Os policiais apresentaram no 89º DP (Jardim Taboão) um revólver calibre 38, com numeração raspada, com quatro munições, sendo uma picotada. Ali, verificaram que a moto tinha sido roubado uma hora antes. A vítima do roubo contou na delegacia que foi roubada por volta das 19h20, quando estava com o filho na garupa. Dois homens armados aproximaram-se dele e levaram a moto. Às 20h39, a vítima recebeu uma ligação da seguradora informando que o veículo havia sido encontrado “bastante danificado”.

Família afirma que estojos foram coletados por moradores | Foto: Jeniffer Mendonça/Ponte Jornalismo

Os dois irmãos da moradora Maria, que vamos chamar de João e Ricardo (nomes fictícios), também foram levados à delegacia porque os soldados disseram que eles estavam entre os moradores da comunidade da Serra que “começaram a se inflamar contra a polícia, para que não permanecessem por lá, inclusive jogando pedras contra os policiais”.

Ambos, contudo, negaram que jogaram pedras em depoimento na delegacia. João relatou que “estava na frente de sua casa quando um policial perguntou se conhecia a mulher que estava gritando com eles” e o mandou encostar na parede, mas saiu correndo para dentro de casa. Ele contou que os PMs entraram na sua casa e o mandaram sair para a rua e que não resistiu à detenção. Ricardo, por sua vez, disse que viu o irmão ser agarrado pelos policiais “quando ele respondeu malcriado” e que passaram a discutir com os policiais.

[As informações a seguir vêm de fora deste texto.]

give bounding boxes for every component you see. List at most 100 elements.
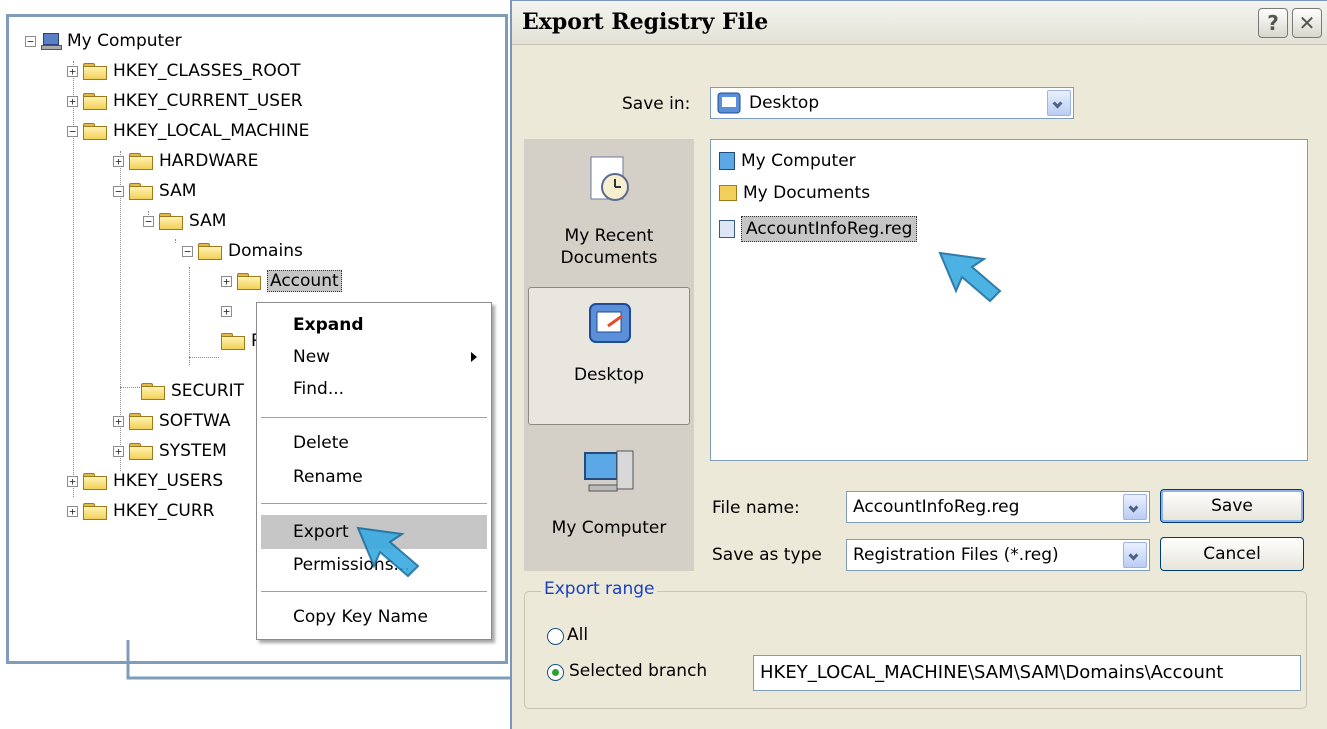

Os dois foram liberados após assinar um termo circunstanciado (registro de infração de menor potencial ofensivo) por resistência. Maria disse que os irmãos não quiseram denunciar agressões.

Os PMs também disseram que não preservaram o local onde Luiz Carlos foi baleado porque teria sido “impossível, ante o risco para a equipe e para os moradores, manter a preservação para perícia”.

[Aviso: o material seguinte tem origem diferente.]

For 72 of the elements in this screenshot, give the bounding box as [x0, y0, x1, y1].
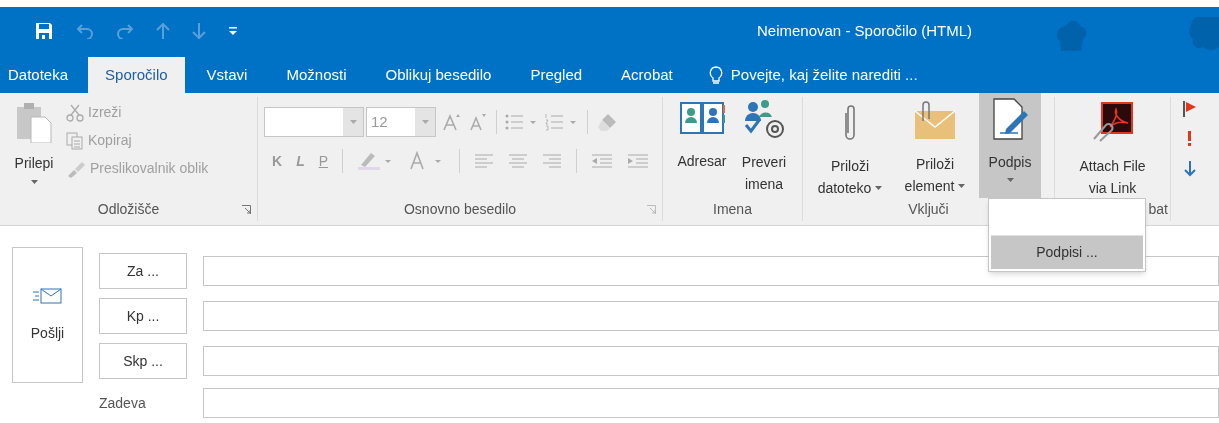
- grow-font-icon[interactable]: [442, 112, 462, 132]
- ribbon-tab[interactable]: Vstavi: [189, 57, 265, 93]
- down-arrow-icon[interactable]: [1183, 161, 1197, 177]
- scissors-icon: [66, 103, 84, 122]
- eraser-icon[interactable]: [596, 112, 618, 132]
- window-title: Neimenovan - Sporočilo (HTML): [757, 21, 973, 41]
- address-book-icon: [679, 99, 725, 137]
- caret-icon: [349, 120, 357, 124]
- signature-button[interactable]: Podpis: [979, 93, 1041, 198]
- group-label: bat: [1148, 200, 1168, 219]
- up-arrow-icon[interactable]: [156, 23, 170, 39]
- tell-me-field[interactable]: Povejte, kaj želite narediti ...: [708, 57, 918, 93]
- attach-via-link-button[interactable]: Attach File via Link: [1079, 97, 1146, 198]
- group-label: Imena: [713, 199, 752, 219]
- dialog-launcher-icon[interactable]: [242, 204, 251, 214]
- ribbon-tab[interactable]: Oblikuj besedilo: [368, 57, 509, 93]
- italic-button[interactable]: L: [296, 150, 305, 172]
- ribbon-tab[interactable]: Možnosti: [269, 57, 364, 93]
- undo-icon[interactable]: [76, 23, 94, 39]
- attach-item-button[interactable]: Priloži element: [893, 97, 977, 198]
- flag-icon[interactable]: [1183, 101, 1197, 117]
- save-icon[interactable]: [34, 21, 54, 41]
- increase-indent-icon[interactable]: [627, 154, 650, 168]
- caret-icon: [1006, 178, 1014, 182]
- send-button[interactable]: Pošlji: [12, 247, 83, 383]
- group-label: Vključi: [908, 200, 949, 219]
- document-pen-icon: [990, 97, 1030, 141]
- align-right-icon[interactable]: [542, 154, 563, 168]
- bullet-list-icon[interactable]: [505, 113, 539, 131]
- check-names-button[interactable]: Preveri imena: [735, 99, 793, 197]
- ribbon-tab[interactable]: Acrobat: [604, 57, 690, 93]
- paste-button[interactable]: Prilepi: [8, 101, 60, 197]
- brush-icon: [66, 159, 86, 178]
- tell-me-text: Povejte, kaj želite narediti ...: [730, 64, 918, 85]
- font-name-field[interactable]: [264, 107, 364, 137]
- group-label: Osnovno besedilo: [403, 199, 517, 219]
- clipboard-icon: [15, 101, 53, 143]
- subject-field[interactable]: [203, 388, 1219, 418]
- group-label: Odložišče: [97, 199, 160, 219]
- envelope-icon: [32, 286, 63, 305]
- redo-icon[interactable]: [116, 23, 134, 39]
- ribbon-tab[interactable]: Pregled: [513, 57, 600, 93]
- pdf-attach-icon: [1090, 101, 1135, 143]
- customize-icon[interactable]: [228, 26, 238, 36]
- caret-icon: [30, 180, 38, 184]
- decrease-indent-icon[interactable]: [591, 154, 614, 168]
- numbered-list-icon[interactable]: [545, 113, 579, 131]
- underline-button[interactable]: P: [318, 150, 329, 172]
- ribbon-tab[interactable]: Sporočilo: [88, 57, 185, 93]
- dialog-launcher-icon[interactable]: [647, 204, 656, 214]
- align-left-icon[interactable]: [474, 154, 495, 168]
- attach-file-button[interactable]: Priloži datoteko: [809, 97, 891, 198]
- caret-icon: [875, 186, 883, 190]
- recipient-button[interactable]: Kp ...: [99, 298, 187, 334]
- recipient-button[interactable]: Skp ...: [99, 343, 187, 379]
- address-book-button[interactable]: Adresar: [671, 99, 733, 197]
- copy-icon: [66, 131, 84, 150]
- recipient-field[interactable]: [203, 301, 1219, 331]
- ribbon-tab[interactable]: Datoteka: [0, 57, 77, 93]
- down-arrow-icon[interactable]: [192, 23, 206, 39]
- lightbulb-icon: [708, 66, 723, 84]
- recipient-field[interactable]: [203, 346, 1219, 376]
- paperclip-icon: [842, 103, 858, 143]
- shrink-font-icon[interactable]: [468, 112, 488, 132]
- subject-label: Zadeva: [99, 393, 147, 413]
- align-center-icon[interactable]: [508, 154, 529, 168]
- caret-icon: [958, 184, 966, 188]
- font-size-field[interactable]: 12: [366, 107, 436, 137]
- bold-button[interactable]: K: [272, 150, 283, 172]
- recipient-button[interactable]: Za ...: [99, 253, 187, 289]
- menu-item[interactable]: Podpisi ...: [991, 235, 1143, 269]
- caret-icon: [421, 120, 429, 124]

A delegada Sabryna de Souza Freitas entendeu que os depoimentos dos policiais têm “presunção de veracidade”, além da declaração da vítima e das circunstâncias dos itens apreendidos, e indiciou Luiz Carlos por roubo majorado (mediante grave ameaça por uso de arma de fogo) e tentativa de homicídio contra o soldado William Thomas. Depois, pediu a prisão preventiva (por tempo indeterminado) do jovem.

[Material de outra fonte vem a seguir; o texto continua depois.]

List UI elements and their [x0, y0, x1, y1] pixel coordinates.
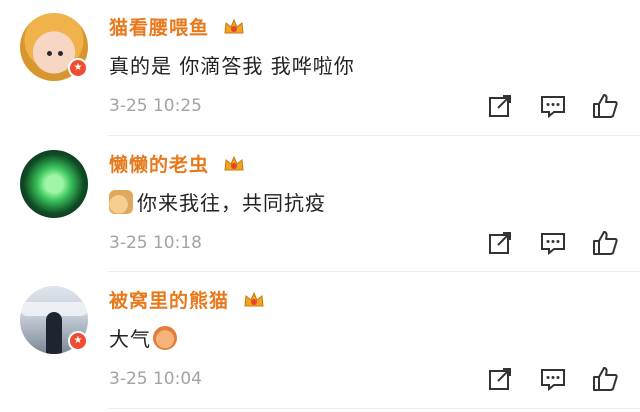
share-icon [489, 368, 511, 390]
comment-item: ★ 被窝里的熊猫 大气 3-25 10:04 [0, 273, 640, 410]
share-button[interactable] [486, 229, 514, 257]
thumbs-up-icon [593, 231, 618, 255]
divider [108, 135, 640, 136]
hands-emoji [153, 326, 177, 350]
username-text: 猫看腰喂鱼 [109, 17, 210, 39]
timestamp: 3-25 10:04 [109, 369, 202, 389]
reply-button[interactable] [539, 229, 567, 257]
username[interactable]: 懒懒的老虫 [109, 150, 245, 177]
username[interactable]: 猫看腰喂鱼 [109, 13, 245, 40]
timestamp: 3-25 10:18 [109, 233, 202, 253]
like-button[interactable] [591, 92, 619, 120]
comment-list: ★ 猫看腰喂鱼 真的是 你滴答我 我哗啦你 3-25 10:25 懒懒的老虫 你… [0, 0, 640, 412]
thumbs-up-icon [593, 367, 618, 391]
comment-text-content: 大气 [109, 327, 151, 351]
comment-text: 你来我往，共同抗疫 [109, 187, 326, 216]
username[interactable]: 被窝里的熊猫 [109, 286, 265, 313]
star-badge-icon: ★ [68, 331, 88, 351]
divider [108, 271, 640, 272]
reply-button[interactable] [539, 92, 567, 120]
thumbs-up-icon [593, 94, 618, 118]
comment-text: 真的是 你滴答我 我哗啦你 [109, 54, 355, 78]
thumbs-up-emoji [109, 190, 133, 214]
share-icon [489, 232, 511, 254]
divider [108, 408, 640, 409]
share-icon [489, 95, 511, 117]
comment-icon [541, 233, 565, 256]
share-button[interactable] [486, 365, 514, 393]
crown-icon [244, 291, 264, 307]
comment-text: 大气 [109, 323, 181, 352]
username-text: 被窝里的熊猫 [109, 290, 230, 312]
like-button[interactable] [591, 229, 619, 257]
reply-button[interactable] [539, 365, 567, 393]
comment-icon [541, 369, 565, 392]
avatar[interactable] [20, 150, 88, 218]
timestamp: 3-25 10:25 [109, 96, 202, 116]
star-badge-icon: ★ [68, 58, 88, 78]
crown-icon [224, 18, 244, 34]
share-button[interactable] [486, 92, 514, 120]
comment-text-content: 你来我往，共同抗疫 [137, 191, 326, 215]
like-button[interactable] [591, 365, 619, 393]
comment-item: ★ 猫看腰喂鱼 真的是 你滴答我 我哗啦你 3-25 10:25 [0, 0, 640, 137]
comment-icon [541, 96, 565, 119]
username-text: 懒懒的老虫 [109, 154, 210, 176]
crown-icon [224, 155, 244, 171]
comment-item: 懒懒的老虫 你来我往，共同抗疫 3-25 10:18 [0, 137, 640, 274]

Apesar de o 16º BPM/M ser um dos contemplados pelo programa de câmeras na farda, o boletim de ocorrência não informa se os PMs em questão usavam os aparelhos no momento da ocorrência. A delegada também não solicitou acesso às imagens, não pediu perícia para o local e não considerou busca por câmeras de vigilância nem por testemunhas.

Luiz Carlos não foi ouvido por estar hospitalizado. A audiência de custódia foi realizada mesmo assim e a juíza Luciana Menezes Scorza determinou a conversão da prisão em flagrante em preventiva. “Embora primário, o indiciado foi preso em flagrante pouco tempo após a ação criminosa, resistiu a prisão, bem como investiu contra os policias, o que evidencia a periculosidade do agente e a gravidade concreta da conduta delitiva”, escreveu.

O que diz a polícia

A Ponte questionou a Secretaria da Segurança Pública e a Polícia Militar sobre o caso, mas a Fator F, assessoria terceirizada da pasta, disse que só poderia responder na segunda-feira pois está em “esquema de plantão nas delegacias” e que só consegue apurar “casos factuais do fim de semana”.